Namanya Pulau Bangka
April 24, 2008
Pulau Bangka yang jadi tempat mudik saya selama empat tahun terakhir ini merupakan bagian dari propinsi kepulauan Bangka-Belitung. Yep, propinsi ini memang terdiri dari dua pulau besar, Bangka dan Belitung serta beberapa pulau kecil yang ada di sekitar dua pulau besar tadi. Pulau Bangka berukuran lebih besar dari pulau Belitung. Pulau Belitung sendiri belakangan jadi lebih tenar dari Pulau Bangka berkat Andrea Hirata dan Laskar Pelanginya.
Cuma butuh satu kata untuk mendeskripsikan Bangka: p-a-n-t-a-i. Sejak pertama kali datang ke Bangka waktu tahun 1992, saya cuma ingat pantainya yang indah, bersih dan menakjubkan. Mulai dari yang landai dan berpasir putih sampai yang terjal dan berbatu, semua ada di Bangka. Sayangnya, pantai-pantai ini belum terkelola dengan baik. Setahu saya, hanya Pantai Parai yang sudah ditangani oleh manajemen dan dipasarkan dengan label Parai Beach Resort. Selebihnya hanya dikelola seadanya oleh pemerintah daerah. Belakangan ada itikad baik untuk mendesain pesisir Pantai Pasir Padi dengan mengkompetisikan perancangan Pasir Padi Waterfront City. Namun setelah saya melihat desain pemenangnya, saya harus menahan diri untuk berharap banyak pada masa depan Pantai Pasir Padi dan hanya bisa menghela napas.

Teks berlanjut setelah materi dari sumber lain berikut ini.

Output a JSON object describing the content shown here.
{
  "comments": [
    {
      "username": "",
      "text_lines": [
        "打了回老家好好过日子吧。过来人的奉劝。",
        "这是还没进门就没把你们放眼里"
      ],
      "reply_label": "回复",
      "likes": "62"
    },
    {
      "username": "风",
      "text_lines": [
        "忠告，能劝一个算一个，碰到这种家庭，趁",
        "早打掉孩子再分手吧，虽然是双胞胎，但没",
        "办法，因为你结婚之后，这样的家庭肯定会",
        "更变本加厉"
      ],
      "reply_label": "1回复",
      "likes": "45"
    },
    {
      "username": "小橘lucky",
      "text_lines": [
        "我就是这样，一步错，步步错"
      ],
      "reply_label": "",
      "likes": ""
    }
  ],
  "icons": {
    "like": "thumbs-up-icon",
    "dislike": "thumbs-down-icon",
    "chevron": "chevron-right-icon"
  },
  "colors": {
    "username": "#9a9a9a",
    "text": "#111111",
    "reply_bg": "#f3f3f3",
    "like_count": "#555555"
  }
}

Selain pantainya, dunia kuliner Bangka juga patut dijelajahi. Kemplang, pantiaw, model, empek-empek, panekuk, otak-otak, es campur kacang merah, dan tekwan adalah makanan khas Bangka yang citarasanya tidak perlu diragukan lagi. Titik-titik jajan kuliner bisa ditemui di sekitar Pasar Mambo, Bank BCA, dan beberapa tempat lainnya. Sedikit tips dari saya, kalau sedang bingung untuk memilih penjual makanan yang enak antara penjual dari pribumi atau Tionghoa maka pilihlah yang penjualnya dari etnis Tionghoa. Dijamin enak dan halal, karena masyarakat Tionghoa Bangka yang dalam bahasa Bangka disebut ‘urang Cin’ memang sudah terkenal kelihaiannya dalam memasak dan menghargai pembeli Melayunya yang kebanyakan muslim.

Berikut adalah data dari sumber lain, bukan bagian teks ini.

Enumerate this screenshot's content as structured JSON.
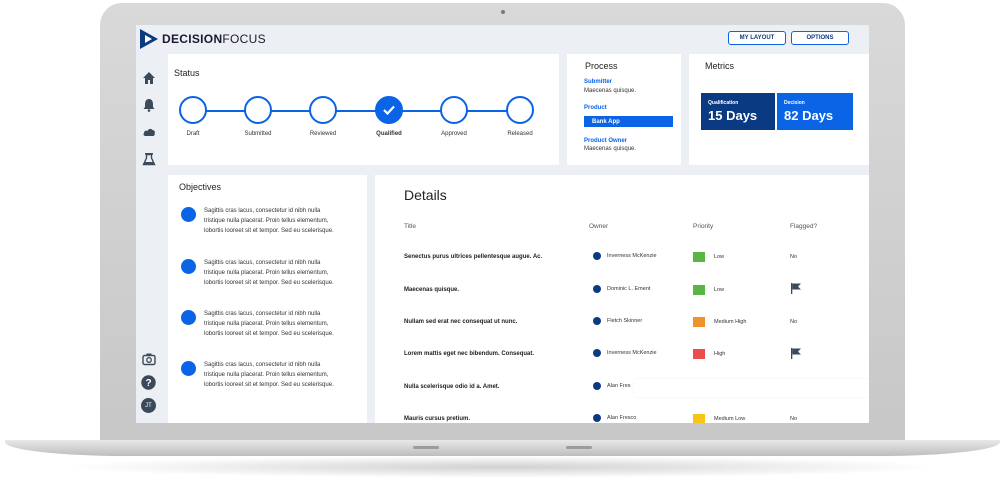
{
  "app": {
    "logo_part1": "DECISION",
    "logo_part2": "FOCUS",
    "my_layout_label": "MY LAYOUT",
    "options_label": "OPTIONS",
    "brand_color": "#0b63e5"
  },
  "sidebar": {
    "icons": [
      "home-icon",
      "bell-icon",
      "cloud-icon",
      "flask-icon",
      "camera-icon",
      "help-icon"
    ],
    "avatar_initials": "JT"
  },
  "status": {
    "title": "Status",
    "steps": [
      {
        "label": "Draft",
        "done": false
      },
      {
        "label": "Submitted",
        "done": false
      },
      {
        "label": "Reviewed",
        "done": false
      },
      {
        "label": "Qualified",
        "done": true
      },
      {
        "label": "Approved",
        "done": false
      },
      {
        "label": "Released",
        "done": false
      }
    ]
  },
  "process": {
    "title": "Process",
    "submitter_label": "Submitter",
    "submitter_value": "Maecenas quisque.",
    "product_label": "Product",
    "product_value": "Bank App",
    "owner_label": "Product Owner",
    "owner_value": "Maecenas quisque."
  },
  "metrics": {
    "title": "Metrics",
    "items": [
      {
        "label": "Qualification",
        "value": "15 Days",
        "color": "#0a3a82"
      },
      {
        "label": "Decision",
        "value": "82 Days",
        "color": "#0b63e5"
      }
    ]
  },
  "objectives": {
    "title": "Objectives",
    "items": [
      {
        "line1": "Sagittis cras lacus, consectetur id nibh nulla",
        "line2": "tristique nulla placerat. Proin tellus elementum,",
        "line3": "lobortis looreet sit et tempor. Sed eu scelerisque."
      },
      {
        "line1": "Sagittis cras lacus, consectetur id nibh nulla",
        "line2": "tristique nulla placerat. Proin tellus elementum,",
        "line3": "lobortis looreet sit et tempor. Sed eu scelerisque."
      },
      {
        "line1": "Sagittis cras lacus, consectetur id nibh nulla",
        "line2": "tristique nulla placerat. Proin tellus elementum,",
        "line3": "lobortis looreet sit et tempor. Sed eu scelerisque."
      },
      {
        "line1": "Sagittis cras lacus, consectetur id nibh nulla",
        "line2": "tristique nulla placerat. Proin tellus elementum,",
        "line3": "lobortis looreet sit et tempor. Sed eu scelerisque."
      }
    ]
  },
  "details": {
    "title": "Details",
    "columns": {
      "title": "Title",
      "owner": "Owner",
      "priority": "Priority",
      "flagged": "Flagged?"
    },
    "rows": [
      {
        "title": "Senectus purus ultrices pellentesque augue. Ac.",
        "owner": "Inverness McKenzie",
        "priority": "Low",
        "priority_color": "#5bb544",
        "flagged": "No"
      },
      {
        "title": "Maecenas quisque.",
        "owner": "Dominic L. Ement",
        "priority": "Low",
        "priority_color": "#5bb544",
        "flagged": "flag"
      },
      {
        "title": "Nullam sed erat nec consequat ut nunc.",
        "owner": "Fletch Skinner",
        "priority": "Medium High",
        "priority_color": "#f0932b",
        "flagged": "No"
      },
      {
        "title": "Lorem mattis eget nec bibendum. Consequat.",
        "owner": "Inverness McKenzie",
        "priority": "High",
        "priority_color": "#eb4d4b",
        "flagged": "flag"
      },
      {
        "title": "Nulla scelerisque odio id a. Amet.",
        "owner": "Alan Fres",
        "priority": "",
        "priority_color": "",
        "flagged": ""
      },
      {
        "title": "Mauris cursus pretium.",
        "owner": "Alan Fresco",
        "priority": "Medium Low",
        "priority_color": "#f5c518",
        "flagged": "No"
      }
    ]
  }
}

Berada di Bangka juga berarti anda tidak akan menemukan pengemis atau pengamen di sudut-sudut kota. Hal ini tidak berarti Bangka sudah sejahtera, angka kemiskinan di sini juga cukup tinggi. Orang Bangka pantang memelas meminta kasihan dari yang lain. Pendek kata, lebih baik bekerja kasar daripada harus meminta-minta. Orang Bangka juga terkenal senang kumpul-kumpul. Saban malam ada saja saudara atau tetangga yang datang berkunjung ke rumah, jika tidak maka gantian kita yang pergi bertamu.

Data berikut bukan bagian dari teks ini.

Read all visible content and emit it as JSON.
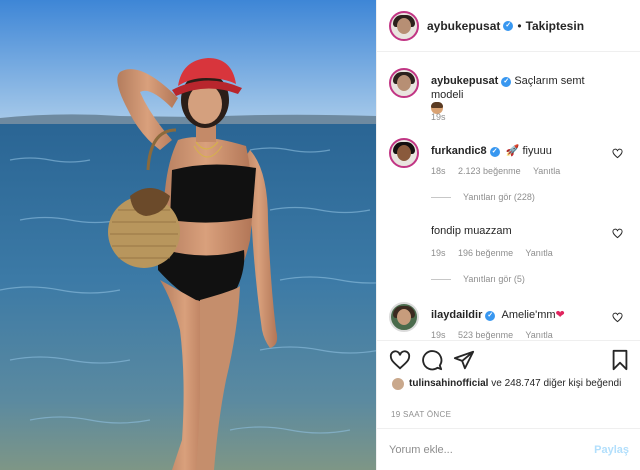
{
  "post": {
    "author": "aybukepusat",
    "follow_state": "Takiptesin",
    "separator": "•",
    "verified_mark": "✓"
  },
  "caption": {
    "author": "aybukepusat",
    "text": "Saçlarım semt modeli",
    "time": "19s"
  },
  "comments": [
    {
      "user": "furkandic8",
      "text": "fiyuuu",
      "icon": "rocket-icon",
      "time": "18s",
      "likes": "2.123 beğenme",
      "reply_label": "Yanıtla",
      "view_replies": "Yanıtları gör (228)"
    },
    {
      "user": "",
      "text": "fondip muazzam",
      "time": "19s",
      "likes": "196 beğenme",
      "reply_label": "Yanıtla",
      "view_replies": "Yanıtları gör (5)"
    },
    {
      "user": "ilaydaildir",
      "text": "Amelie'mm",
      "icon": "heart-emoji-icon",
      "time": "19s",
      "likes": "523 beğenme",
      "reply_label": "Yanıtla"
    }
  ],
  "actions": {
    "liked_by_user": "tulinsahinofficial",
    "liked_by_rest": "ve 248.747 diğer kişi beğendi",
    "time_ago": "19 SAAT ÖNCE"
  },
  "add_comment": {
    "placeholder": "Yorum ekle...",
    "post_label": "Paylaş"
  },
  "colors": {
    "accent_blue": "#3897f0",
    "post_button_disabled": "#b2dffc",
    "story_ring": "#c13584",
    "heart_red": "#e0245e"
  }
}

Bahasa Bangka cukup mudah, seperti bahasa melayu tapi akhiran katanya adalah e seperti pada teh. Misalnya: ada -> ade, kemana -> kemane, dia -> die, dst. Seringkali juga bahasanya disingkat-singkat. Misalnya, aku -> ‘ku, kamu -> ‘ka, tidak -> ‘dak, telah -> ‘lah, belum -> ‘lum, dst.
Tertarik melancong ke Bangka? Ada dua cara untuk mencapai Bangka dari Jawa, lewat laut atau lewat udara. Jika lewat laut, bisa menggunakan kapal laut dari Tanjung Priok dengan waktu tempuh sekitar 24 jam atau menyeberangi Selat Bangka dari Palembang menggunakan kapal jetfoil dengan waktu tempuh sekitar 3 jam. Perjalanan lewat udara juga cukup memadai, dengan menggunakan kapal terbang, Bangka bisa dicapai dari Cengkareng dalam 50 menit saja. Harga tiket? Tiket kapal laut biasa dilego dengan kisaran 100-170 ribu rupiah sementara tiket pesawat biasa dibanderoli 300-670 ribu rupiah tergantung musim liburan atau tidak.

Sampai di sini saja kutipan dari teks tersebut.